Sorveglianza e porno online. Cosa non va nella governance di internet
Due esempi inglesi, tra attacchi hacker e la regola delle 4 dita
Roma. Fino a oggi, i tentativi dei governi occidentali di regolare la sicurezza via internet hanno sempre creato polemiche e qualche disastro. Dai sistemi di sicurezza dell’Nsa americana sputtanati da Edward Snowden alle contestazioni contro il Patriot Act à la francese, bilanciare le necessità della sicurezza digitale con quelle del rispetto della privacy sembra un compito al di sopra delle capacità di qualsiasi legislatore – e questo non stupisce, perché nessun grande esperto è ancora riuscito a trovare l’equilibrio perfetto.
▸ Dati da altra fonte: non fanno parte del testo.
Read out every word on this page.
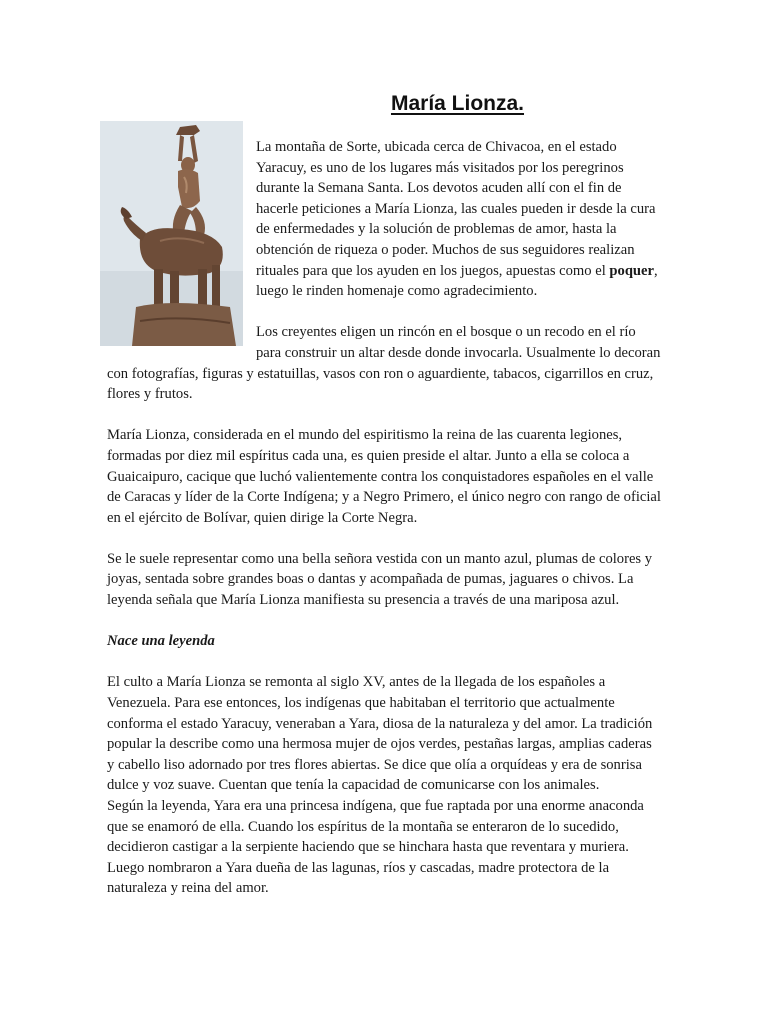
María Lionza.

La montaña de Sorte, ubicada cerca de Chivacoa, en el estado Yaracuy, es uno de los lugares más visitados por los peregrinos durante la Semana Santa. Los devotos acuden allí con el fin de hacerle peticiones a María Lionza, las cuales pueden ir desde la cura de enfermedades y la solución de problemas de amor, hasta la obtención de riqueza o poder. Muchos de sus seguidores realizan rituales para que los ayuden en los juegos, apuestas como el poquer, luego le rinden homenaje como agradecimiento.

Los creyentes eligen un rincón en el bosque o un recodo en el río para construir un altar desde donde invocarla. Usualmente lo decoran con fotografías, figuras y estatuillas, vasos con ron o aguardiente, tabacos, cigarrillos en cruz, flores y frutos.

María Lionza, considerada en el mundo del espiritismo la reina de las cuarenta legiones, formadas por diez mil espíritus cada una, es quien preside el altar. Junto a ella se coloca a Guaicaipuro, cacique que luchó valientemente contra los conquistadores españoles en el valle de Caracas y líder de la Corte Indígena; y a Negro Primero, el único negro con rango de oficial en el ejército de Bolívar, quien dirige la Corte Negra.

Se le suele representar como una bella señora vestida con un manto azul, plumas de colores y joyas, sentada sobre grandes boas o dantas y acompañada de pumas, jaguares o chivos. La leyenda señala que María Lionza manifiesta su presencia a través de una mariposa azul.

Nace una leyenda

El culto a María Lionza se remonta al siglo XV, antes de la llegada de los españoles a Venezuela. Para ese entonces, los indígenas que habitaban el territorio que actualmente conforma el estado Yaracuy, veneraban a Yara, diosa de la naturaleza y del amor. La tradición popular la describe como una hermosa mujer de ojos verdes, pestañas largas, amplias caderas y cabello liso adornado por tres flores abiertas. Se dice que olía a orquídeas y era de sonrisa dulce y voz suave. Cuentan que tenía la capacidad de comunicarse con los animales.

Según la leyenda, Yara era una princesa indígena, que fue raptada por una enorme anaconda que se enamoró de ella. Cuando los espíritus de la montaña se enteraron de lo sucedido, decidieron castigar a la serpiente haciendo que se hinchara hasta que reventara y muriera. Luego nombraron a Yara dueña de las lagunas, ríos y cascadas, madre protectora de la naturaleza y reina del amor.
Ma quando agli eccessi più o meno securitari si unisce una pruderie vittoriana si capisce che, a oltre vent’anni dalla sua trasformazione in un fenomeno cruciale per il mondo, la governance di internet è ancora un problema in gran parte non solo irrisolto, ma incompreso.
Due notizie arrivano in queste settimane dal Regno Unito. La prima riguarda l’“Investigation Powers Act”, una legge che rafforza i poteri dei servizi d’intelligence e delle forze di sicurezza e che è stata approvata da entrambe le Camere del Parlamento britannico lo scorso 16 novembre. Le principali novità della legge, introdotta nel 2012 da Theresa May quando ancora era ministro dell’Interno, riguardano la sorveglianza e la sicurezza digitale, e le nuove norme sono così dure che Jim Killock, il capo di una ong libertaria chiamata Open Rights Group, ha detto che “ora il Regno Unito ha la legge sulla sorveglianza più estrema mai approvata in una democrazia”. La legge prevede che i dati della navigazione internet, delle app usate e delle chiamate di ciascun utente siano conservati per un anno dai provider telefonici britannici (i quali però negli ultimi anni sono stati tutti soggetti di attacchi hacker spaventosi, cosa che li rende pessimi custodi dei dati privatissimi dei cittadini) e siano resi disponibili al controllo della polizia anche senza mandato. La legge dà inoltre alle forze di polizia il potere di hackerare i computer e i device di cittadini, istituzioni e aziende private (in questo caso però serve un mandato) e obbliga le compagnie come Apple o Google a sbloccare i loro servizi privati su richiesta del governo (anche se non è ancora chiaro come sarà possibile obbligare delle società straniere). La legge voluta da May, e passata sottotraccia nel gran trambusto di Donald Trump e della Brexit, dà un eccessivo peso alla sorveglianza non solo sulla privacy dei cittadini, ma anche sulla sicurezza dei sistemi digitali, in un frangente in cui fenomeni come gli attacchi digitali, gli hackeraggi di stato e i timori sulla compromissione di uno stile di vita regolato digitalmente stanno crescendo in modo esponenziale.
Protesta davanti al Parlamento inglese contro la nuova censura al porno (foto LaPresse)
La seconda notizia è più faceta, risale a pochi giorni fa e ha un sapore di antico moralismo: in un disegno di legge sull’economia digitale ancora in discussione, il governo intende bandire tutta la pornografia online giudicata “non convenzionale”. L’idea è quella di affidare il controllo del porno online alla stessa agenzia statale che regola la classificazione di tutti gli altri film, e che sul sesso consenziente tra adulti ha delle regole piuttosto strette. Citiamo il Guardian: “Foto e video che mostrano sculacciate, frustate o bastonate che lasciano segni, e atti sessuali che riguardano l’urinazione, l’eiaculazione femminile, le mestruazioni e il sesso in pubblico saranno probabilmente colpiti dal bando”. Il giornale inglese cita esempi ancora più pruriginosi, come una peculiare “regola delle quattro dita” per la stimolazione sessuale femminile: oltre le quattro è atto osceno. Al netto del delirio burocratico, e al netto dell’ampia possibilità che la lobby del porno (e la maggioranza silenziosa di visitatori di siti hard) ottenga dei cambiamenti al disegno di legge – cosa c’entra la sorveglianza online con la censura della pornografia? C’entra nella misura in cui delinea i due approcci fondamentali con cui il legislatore, inglese e non solo, si relaziona con il tema difficile della governance di internet: sorveglianza e moralismo. E se l’una è necessaria ma deve essere temperata con sapienza, l’altro è la lente peggiore per cercare di vedere quello che succede su internet. Insieme, poi, sono la ricetta perfetta di un disastro.